VIII. Towards a Constitutional Framework for Judicial AI
In order to implement AI integration within the framework of constitutional requirements, India requires a legal framework that encompasses the following:
1. Human Oversight: Judges must maintain ultimate control and accountability for AI-informed determinations.
2. Algorithmic Transparency: The AI systems utilized in courts must be required to disclose the parameters used in their decision-making processes, to maintain procedural fairness.
3. Data Protection: There must be adherence to the Digital Personal Data Protection Act, and secure treatment of judicial data.
4. Ethical and Technical Standards: The AI Ethics Commission for the Judiciary should be established to govern and certify AI tools designed for the judiciary.
5. Training and Capacity Building: The Judicial Officer must be provided training in AI literacy to ensure the competent use of technological tools.
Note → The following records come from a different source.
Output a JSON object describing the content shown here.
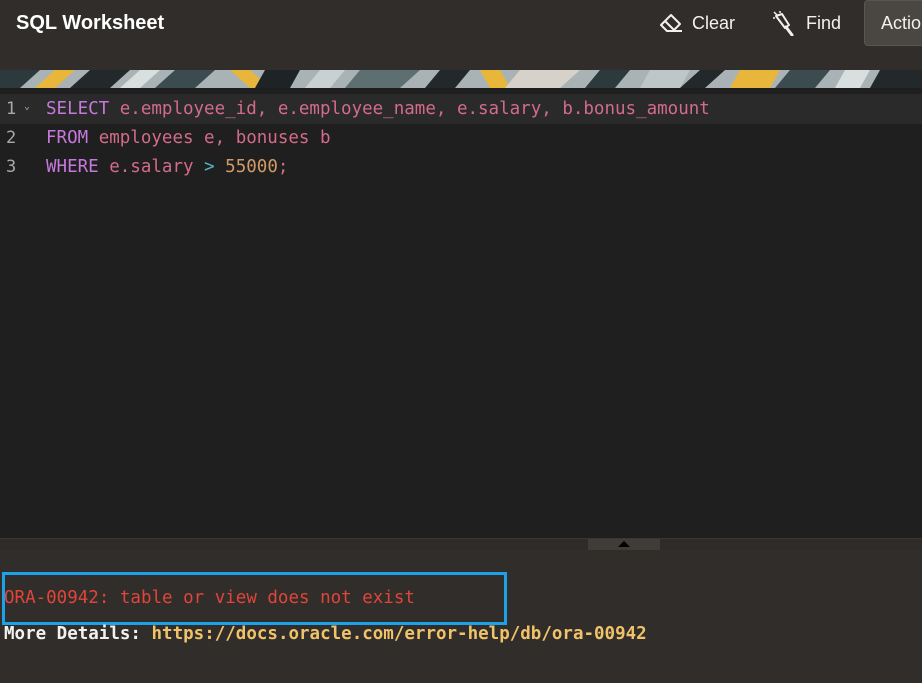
{
  "header": {
    "title": "SQL Worksheet",
    "clear_label": "Clear",
    "find_label": "Find",
    "actions_label": "Actions"
  },
  "editor": {
    "lines": [
      {
        "number": "1",
        "tokens": [
          {
            "text": "SELECT",
            "kind": "kw"
          },
          {
            "text": " ",
            "kind": "pn"
          },
          {
            "text": "e.employee_id",
            "kind": "id"
          },
          {
            "text": ", ",
            "kind": "pn"
          },
          {
            "text": "e.employee_name",
            "kind": "id"
          },
          {
            "text": ", ",
            "kind": "pn"
          },
          {
            "text": "e.salary",
            "kind": "id"
          },
          {
            "text": ", ",
            "kind": "pn"
          },
          {
            "text": "b.bonus_amount",
            "kind": "id"
          }
        ]
      },
      {
        "number": "2",
        "tokens": [
          {
            "text": "FROM",
            "kind": "kw"
          },
          {
            "text": " ",
            "kind": "pn"
          },
          {
            "text": "employees e",
            "kind": "id"
          },
          {
            "text": ", ",
            "kind": "pn"
          },
          {
            "text": "bonuses b",
            "kind": "id"
          }
        ]
      },
      {
        "number": "3",
        "tokens": [
          {
            "text": "WHERE",
            "kind": "kw"
          },
          {
            "text": " ",
            "kind": "pn"
          },
          {
            "text": "e.salary",
            "kind": "id"
          },
          {
            "text": " ",
            "kind": "pn"
          },
          {
            "text": ">",
            "kind": "op"
          },
          {
            "text": " ",
            "kind": "pn"
          },
          {
            "text": "55000",
            "kind": "num"
          },
          {
            "text": ";",
            "kind": "pn"
          }
        ]
      }
    ]
  },
  "output": {
    "error_message": "ORA-00942: table or view does not exist",
    "details_label": "More Details: ",
    "details_link": "https://docs.oracle.com/error-help/db/ora-00942"
  },
  "colors": {
    "header_bg": "#312d2a",
    "editor_bg": "#1f1f1f",
    "keyword": "#c678dd",
    "identifier": "#d36b8a",
    "number": "#d19a66",
    "error": "#e0453a",
    "link": "#f0c36a",
    "highlight_border": "#1da1e8"
  },
  "icons": {
    "clear": "eraser-icon",
    "find": "flashlight-icon",
    "fold": "chevron-down-icon",
    "splitter": "triangle-up-icon"
  }
}
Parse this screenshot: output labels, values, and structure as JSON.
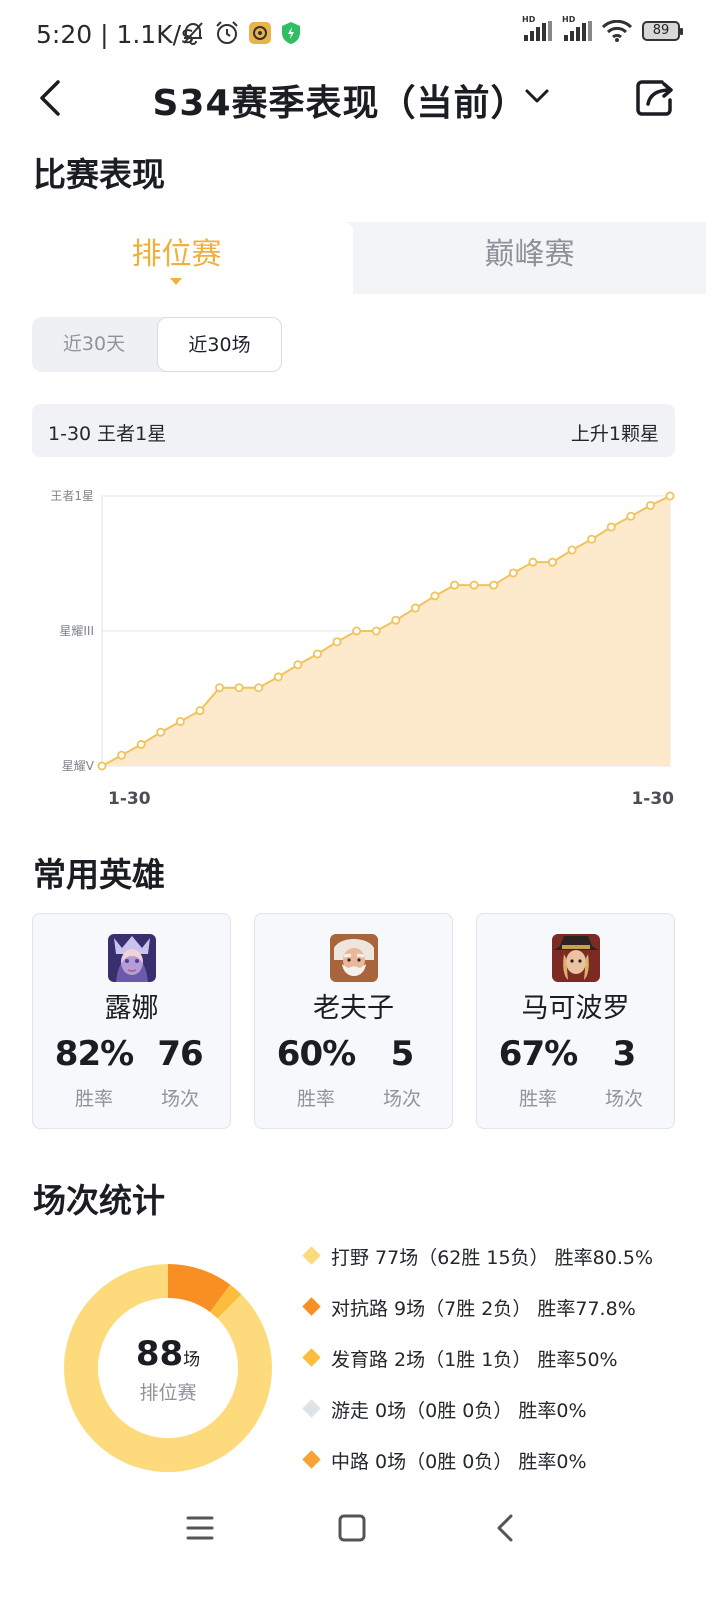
{
  "status_bar": {
    "time_speed": "5:20 | 1.1K/s",
    "signal_1_label": "HD",
    "signal_2_label": "HD",
    "battery": "89"
  },
  "header": {
    "title": "S34赛季表现（当前）"
  },
  "performance": {
    "section_title": "比赛表现",
    "tabs": [
      "排位赛",
      "巅峰赛"
    ],
    "active_tab": "排位赛",
    "range_buttons": [
      "近30天",
      "近30场"
    ],
    "active_range": "近30场",
    "rank_summary": {
      "left": "1-30 王者1星",
      "right": "上升1颗星"
    }
  },
  "chart_data": {
    "type": "area",
    "y_ticks": [
      "星耀V",
      "星耀III",
      "王者1星"
    ],
    "x_ticks": [
      "1-30",
      "1-30"
    ],
    "x": [
      1,
      2,
      3,
      4,
      5,
      6,
      7,
      8,
      9,
      10,
      11,
      12,
      13,
      14,
      15,
      16,
      17,
      18,
      19,
      20,
      21,
      22,
      23,
      24,
      25,
      26,
      27,
      28,
      29,
      30
    ],
    "values": [
      0,
      0.4,
      0.8,
      1.25,
      1.65,
      2.05,
      2.9,
      2.9,
      2.9,
      3.3,
      3.75,
      4.15,
      4.6,
      5.0,
      5.0,
      5.4,
      5.85,
      6.3,
      6.7,
      6.7,
      6.7,
      7.15,
      7.55,
      7.55,
      8.0,
      8.4,
      8.85,
      9.25,
      9.65,
      10.0
    ],
    "ylim": [
      0,
      10
    ],
    "y_tick_values": [
      0,
      5,
      10
    ],
    "grid": true,
    "colors": {
      "line": "#f2c35a",
      "fill": "#fde9cc",
      "marker_fill": "#ffffff"
    }
  },
  "heroes": {
    "section_title": "常用英雄",
    "win_label": "胜率",
    "games_label": "场次",
    "items": [
      {
        "name": "露娜",
        "win_rate": "82%",
        "games": "76",
        "avatar": "luna-portrait"
      },
      {
        "name": "老夫子",
        "win_rate": "60%",
        "games": "5",
        "avatar": "old-master-portrait"
      },
      {
        "name": "马可波罗",
        "win_rate": "67%",
        "games": "3",
        "avatar": "marco-polo-portrait"
      }
    ]
  },
  "match_stats": {
    "section_title": "场次统计",
    "total": "88",
    "total_unit": "场",
    "total_label": "排位赛",
    "segments": [
      {
        "label": "打野 77场（62胜 15负） 胜率80.5%",
        "games": 77,
        "color": "#fddb7d"
      },
      {
        "label": "对抗路 9场（7胜 2负） 胜率77.8%",
        "games": 9,
        "color": "#f78f22"
      },
      {
        "label": "发育路 2场（1胜 1负） 胜率50%",
        "games": 2,
        "color": "#fbbd3b"
      },
      {
        "label": "游走 0场（0胜 0负） 胜率0%",
        "games": 0,
        "color": "#dfe3e6"
      },
      {
        "label": "中路 0场（0胜 0负） 胜率0%",
        "games": 0,
        "color": "#f9a233"
      }
    ]
  },
  "nav": {
    "icons": [
      "menu-icon",
      "home-icon",
      "back-icon"
    ]
  }
}
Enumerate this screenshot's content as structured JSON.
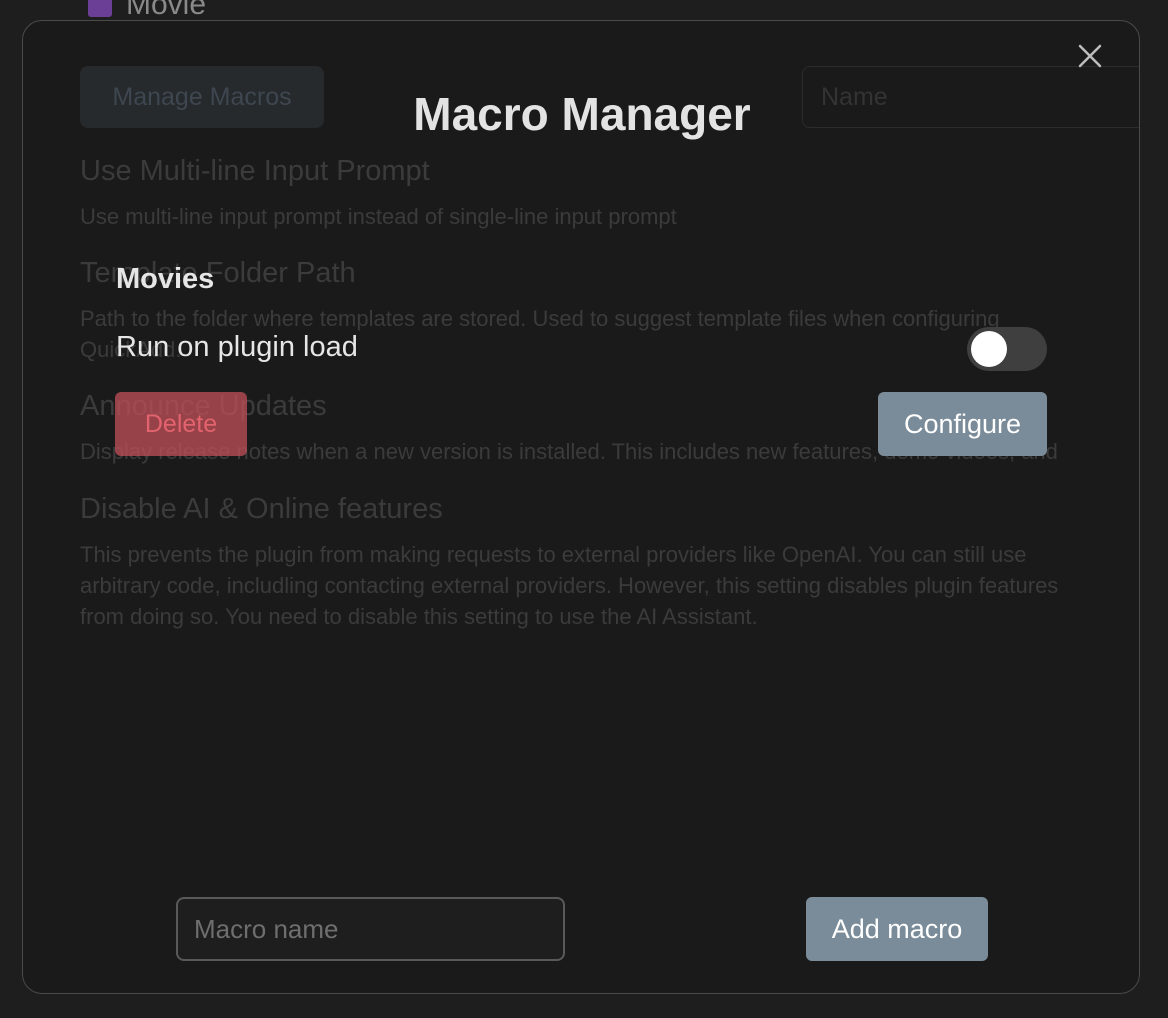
{
  "background": {
    "note_title": "Movie",
    "manage_macros_label": "Manage Macros",
    "name_placeholder": "Name",
    "settings": [
      {
        "title": "Use Multi-line Input Prompt",
        "desc": [
          "Use multi-line input prompt instead of single-line input prompt"
        ]
      },
      {
        "title": "Template Folder Path",
        "desc": [
          "Path to the folder where templates are stored. Used to suggest template files when configuring",
          "QuickAdd."
        ]
      },
      {
        "title": "Announce Updates",
        "desc": [
          "Display release notes when a new version is installed. This includes new features, demo videos, and"
        ]
      },
      {
        "title": "Disable AI & Online features",
        "desc": [
          "This prevents the plugin from making requests to external providers like OpenAI. You can still use",
          "arbitrary code, includling contacting external providers. However, this setting disables plugin features",
          "from doing so. You need to disable this setting to use the AI Assistant."
        ]
      }
    ]
  },
  "modal": {
    "title": "Macro Manager",
    "close_icon": "close-icon",
    "macro": {
      "name": "Movies",
      "run_on_load_label": "Run on plugin load",
      "run_on_load": false,
      "delete_label": "Delete",
      "configure_label": "Configure"
    },
    "footer": {
      "input_placeholder": "Macro name",
      "input_value": "",
      "add_label": "Add macro"
    }
  },
  "colors": {
    "accent_button": "#7a8c99",
    "delete_button": "#ba4e56"
  }
}
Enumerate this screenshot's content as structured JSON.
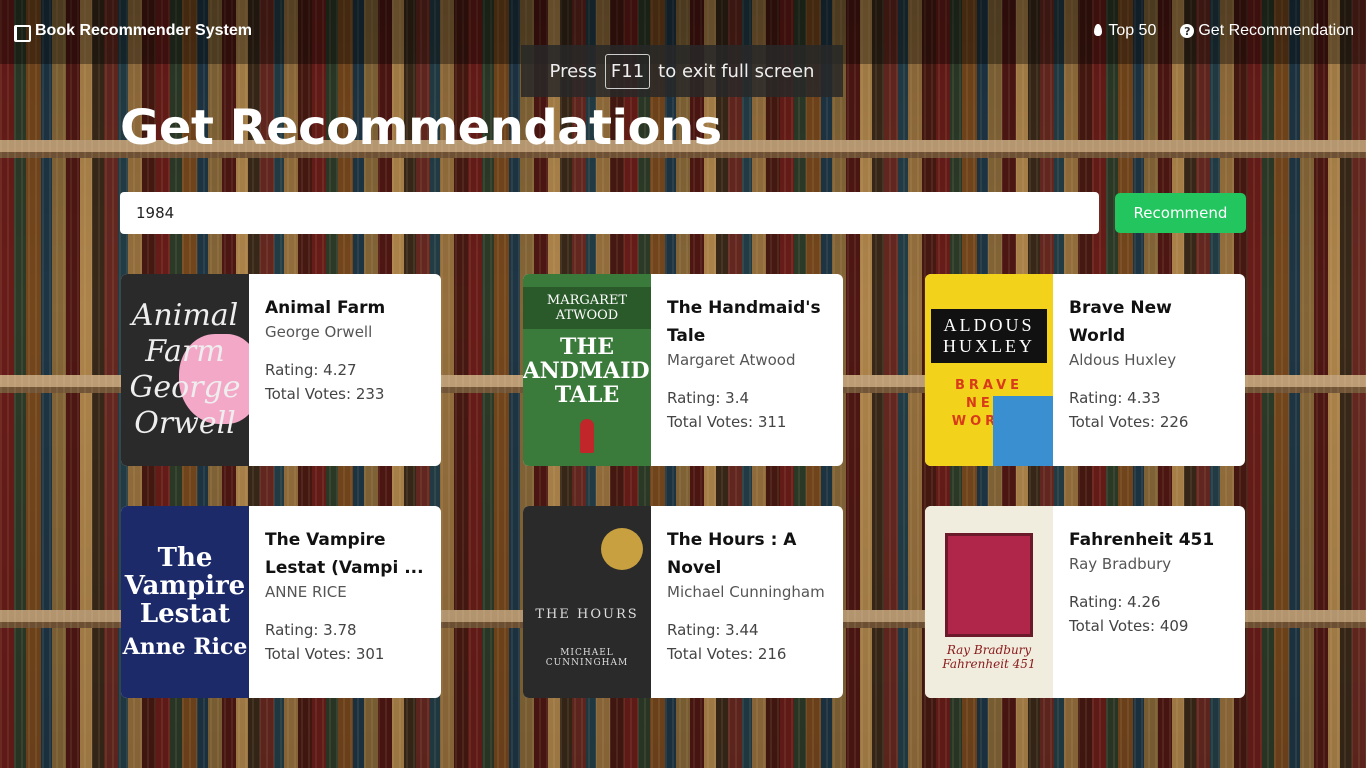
{
  "nav": {
    "brand": "Book Recommender System",
    "links": [
      {
        "label": "Top 50",
        "icon": "fire-icon"
      },
      {
        "label": "Get Recommendation",
        "icon": "question-circle-icon"
      }
    ]
  },
  "fullscreen_toast": {
    "before": "Press",
    "key": "F11",
    "after": "to exit full screen"
  },
  "page": {
    "title": "Get Recommendations"
  },
  "search": {
    "value": "1984",
    "button_label": "Recommend",
    "button_color": "#22c55e"
  },
  "books": [
    {
      "title": "Animal Farm",
      "author": "George Orwell",
      "rating": "Rating: 4.27",
      "votes": "Total Votes: 233",
      "cover": {
        "lines": [
          "Animal",
          "Farm",
          "George",
          "Orwell"
        ]
      }
    },
    {
      "title": "The Handmaid's Tale",
      "author": "Margaret Atwood",
      "rating": "Rating: 3.4",
      "votes": "Total Votes: 311",
      "cover": {
        "top": "MARGARET ATWOOD",
        "title": "THE HANDMAID'S TALE"
      }
    },
    {
      "title": "Brave New World",
      "author": "Aldous Huxley",
      "rating": "Rating: 4.33",
      "votes": "Total Votes: 226",
      "cover": {
        "author": "ALDOUS HUXLEY",
        "lines": [
          "BRAVE",
          "NEW",
          "WORLD"
        ]
      }
    },
    {
      "title": "The Vampire Lestat (Vampi ...",
      "author": "ANNE RICE",
      "rating": "Rating: 3.78",
      "votes": "Total Votes: 301",
      "cover": {
        "title": "The Vampire Lestat",
        "author": "Anne Rice"
      }
    },
    {
      "title": "The Hours : A Novel",
      "author": "Michael Cunningham",
      "rating": "Rating: 3.44",
      "votes": "Total Votes: 216",
      "cover": {
        "title": "THE HOURS",
        "author": "MICHAEL CUNNINGHAM"
      }
    },
    {
      "title": "Fahrenheit 451",
      "author": "Ray Bradbury",
      "rating": "Rating: 4.26",
      "votes": "Total Votes: 409",
      "cover": {
        "author": "Ray Bradbury",
        "title": "Fahrenheit 451"
      }
    }
  ]
}
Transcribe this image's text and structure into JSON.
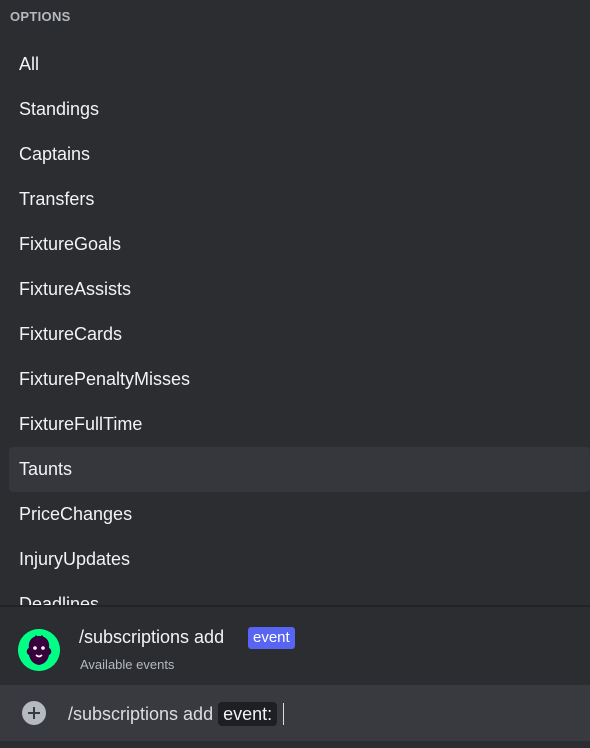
{
  "options": {
    "header": "OPTIONS",
    "items": [
      {
        "label": "All"
      },
      {
        "label": "Standings"
      },
      {
        "label": "Captains"
      },
      {
        "label": "Transfers"
      },
      {
        "label": "FixtureGoals"
      },
      {
        "label": "FixtureAssists"
      },
      {
        "label": "FixtureCards"
      },
      {
        "label": "FixturePenaltyMisses"
      },
      {
        "label": "FixtureFullTime"
      },
      {
        "label": "Taunts",
        "selected": true
      },
      {
        "label": "PriceChanges"
      },
      {
        "label": "InjuryUpdates"
      },
      {
        "label": "Deadlines"
      }
    ]
  },
  "command": {
    "name": "/subscriptions add",
    "tag": "event",
    "description": "Available events",
    "avatar_icon": "premier-league-lion-icon"
  },
  "input": {
    "command_text": "/subscriptions add",
    "param_label": "event:",
    "add_icon": "plus-circle-icon"
  },
  "colors": {
    "background": "#2b2d31",
    "selected_row": "#35373c",
    "tag_blue": "#5865f2",
    "avatar_green": "#00ff85",
    "input_bar": "#383a40"
  }
}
IX. The Way Forward: Harmonizing Technology with Justice
Chief Justice D.Y. Chandrachud has consistently argued for a “judiciary that is technologically empowered, yet human-centered.” The challenge is to take advantage of the potential of AI while upholding human judgment, empathy, and constitutional morality. In Navtej Singh Johar v. Union of India [(2018) 10 SCC 1], the Supreme Court endorsed the view that the Constitution is a “living document” and can evolve in response to changes in society. The same holds true for the process of evolution of the judiciary, and the challenges it faces, while retaining its human aspect.
X. Conclusion
Artificial Intelligence holds uncharted possibilities for reforming the judiciary– speed, consistency, transparency. These aspects must nonetheless be ensured within a constitutional framework as part of decision-making. The difference presently facing the Indian judiciary is whether AI can be accepted as an assistive tool rather than a replacement in the absence of judicial conscience. A robust legal and ethical framework based on Articles 14, 19, 21 and 50 can even strengthen rather than replace the rule of law if AI does not supplant the conscience of the judiciary.
As Justice Krishna Iyer said, “Technology is a good servant and a dangerous master.” The challenge for the Indian judiciary is to continue to ensure that AI is the former, that it assists in the pursuit of justice and avoid becoming the latter– the making of judgment.
References:
1. Maneka Gandhi v. Union of India, (1978) 1 SCC 248.
2. K.S. Puttaswamy v. Union of India, (2017) 10 SCC 1.
3. State v. Loomis, 881 N.W.2d 749 (Wis. 2016).
4. Union of India v. R. Gandhi, (2010) 11 SCC 1.
5. Navtej Singh Johar v. Union of India, (2018) 10 SCC 1.
6. State of Uttar Pradesh v. Raj Narain, (1975) 4 SCC 428.
7. EU Artificial Intelligence Act, 2024.
8. Digital Personal Data Protection Act, 2023 (India).
9. National Judicial Data Grid (NJDG) Statistics, 2025.
10. NITI Aayog, AI for All: Strategy for India, 2023.